Earlier this month, Google released a study that met Bean’s standards. In the study, patients discussed medical concerns with the company’s Articulate Medical Intelligence Explorer (AMIE), a medical LLM chatbot not yet available to the public, before meeting with a human physician. Overall, AMIE assessments were as accurate as those of physicians, and none of the discussions raised safety concerns for the researchers.
Despite the encouraging results, Google isn’t planning to release AMIE anytime soon. “While research has advanced, there are significant limitations that must be overcome before systems for diagnosis and treatment can be translated into the real world, including further research into equity, fairness and safety testing,” wrote Alan Karthikesalingam, a research scientist at Google DeepMind. Google recently revealed that Health100, a health platform it’s building in partnership with CVS, will include an AI assistant powered by its flagship Gemini models, though the tool likely won’t be for diagnosis or treatment.

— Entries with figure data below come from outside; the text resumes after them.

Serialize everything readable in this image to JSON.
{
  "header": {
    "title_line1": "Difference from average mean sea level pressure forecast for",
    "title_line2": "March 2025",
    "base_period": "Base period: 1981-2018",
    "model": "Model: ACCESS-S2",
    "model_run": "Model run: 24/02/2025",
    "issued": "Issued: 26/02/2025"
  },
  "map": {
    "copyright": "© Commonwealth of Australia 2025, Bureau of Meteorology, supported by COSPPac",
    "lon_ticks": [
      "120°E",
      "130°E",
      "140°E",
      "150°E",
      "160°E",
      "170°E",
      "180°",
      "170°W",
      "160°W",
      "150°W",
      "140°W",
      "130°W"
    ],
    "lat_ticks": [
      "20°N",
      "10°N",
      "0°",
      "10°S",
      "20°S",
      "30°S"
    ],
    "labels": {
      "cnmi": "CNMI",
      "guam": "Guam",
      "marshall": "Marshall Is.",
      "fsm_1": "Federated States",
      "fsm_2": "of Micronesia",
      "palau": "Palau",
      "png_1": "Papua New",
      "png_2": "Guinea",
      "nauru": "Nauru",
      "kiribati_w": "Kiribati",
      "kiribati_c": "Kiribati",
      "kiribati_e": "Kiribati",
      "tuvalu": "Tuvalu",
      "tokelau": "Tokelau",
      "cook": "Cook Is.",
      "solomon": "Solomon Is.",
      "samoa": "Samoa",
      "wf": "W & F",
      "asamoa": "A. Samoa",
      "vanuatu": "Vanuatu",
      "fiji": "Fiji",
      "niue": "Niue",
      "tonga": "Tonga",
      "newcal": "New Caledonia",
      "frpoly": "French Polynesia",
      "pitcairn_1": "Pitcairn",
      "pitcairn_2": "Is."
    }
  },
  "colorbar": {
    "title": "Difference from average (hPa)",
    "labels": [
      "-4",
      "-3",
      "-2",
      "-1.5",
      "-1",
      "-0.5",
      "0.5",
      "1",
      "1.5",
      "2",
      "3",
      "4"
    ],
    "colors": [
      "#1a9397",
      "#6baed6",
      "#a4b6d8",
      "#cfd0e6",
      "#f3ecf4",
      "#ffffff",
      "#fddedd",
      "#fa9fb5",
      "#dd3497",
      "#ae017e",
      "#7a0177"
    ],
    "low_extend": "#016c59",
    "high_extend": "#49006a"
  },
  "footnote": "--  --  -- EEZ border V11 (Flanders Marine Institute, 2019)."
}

Rodman, who led the AMIE study with Karthikesalingam, doesn’t think such extensive, multi-year studies are necessarily the right approach for chatbots like ChatGPT Health and Copilot Health. “There are many reasons why the clinical trial paradigm doesn’t always work in creative AI,” he says. “And that’s where this benchmarking conversation comes in. Are there standards (from) a trusted third party that we can agree are meaningful, that labs can hold themselves to?”
That key is “Third Party”. No matter how extensively companies test their products, it’s hard to fully trust their results. Not only does third-party review bring impartiality, but if many third parties are involved, it also helps prevent blind spots.
OpenAI’s Singhal says he favors external evaluation. “We do our best to support the community,” he says. “Part of why we rolled out HealthBench was really to give the community and other model developers an example of what a really good evaluation looks like.”
Given how expensive it is to develop a high-quality assay, he says, he doubts any individual academic laboratory will be able to afford what he calls “one assay to rule them all.” But he talks a lot about efforts that academic groups have made to bring together existing and novel assessments into comprehensive assessment suites—such as Stanford’s MedHELM framework, which tests models on a variety of clinical tasks. Currently, OpenAI’s GPT-5 has the highest MedHELM score.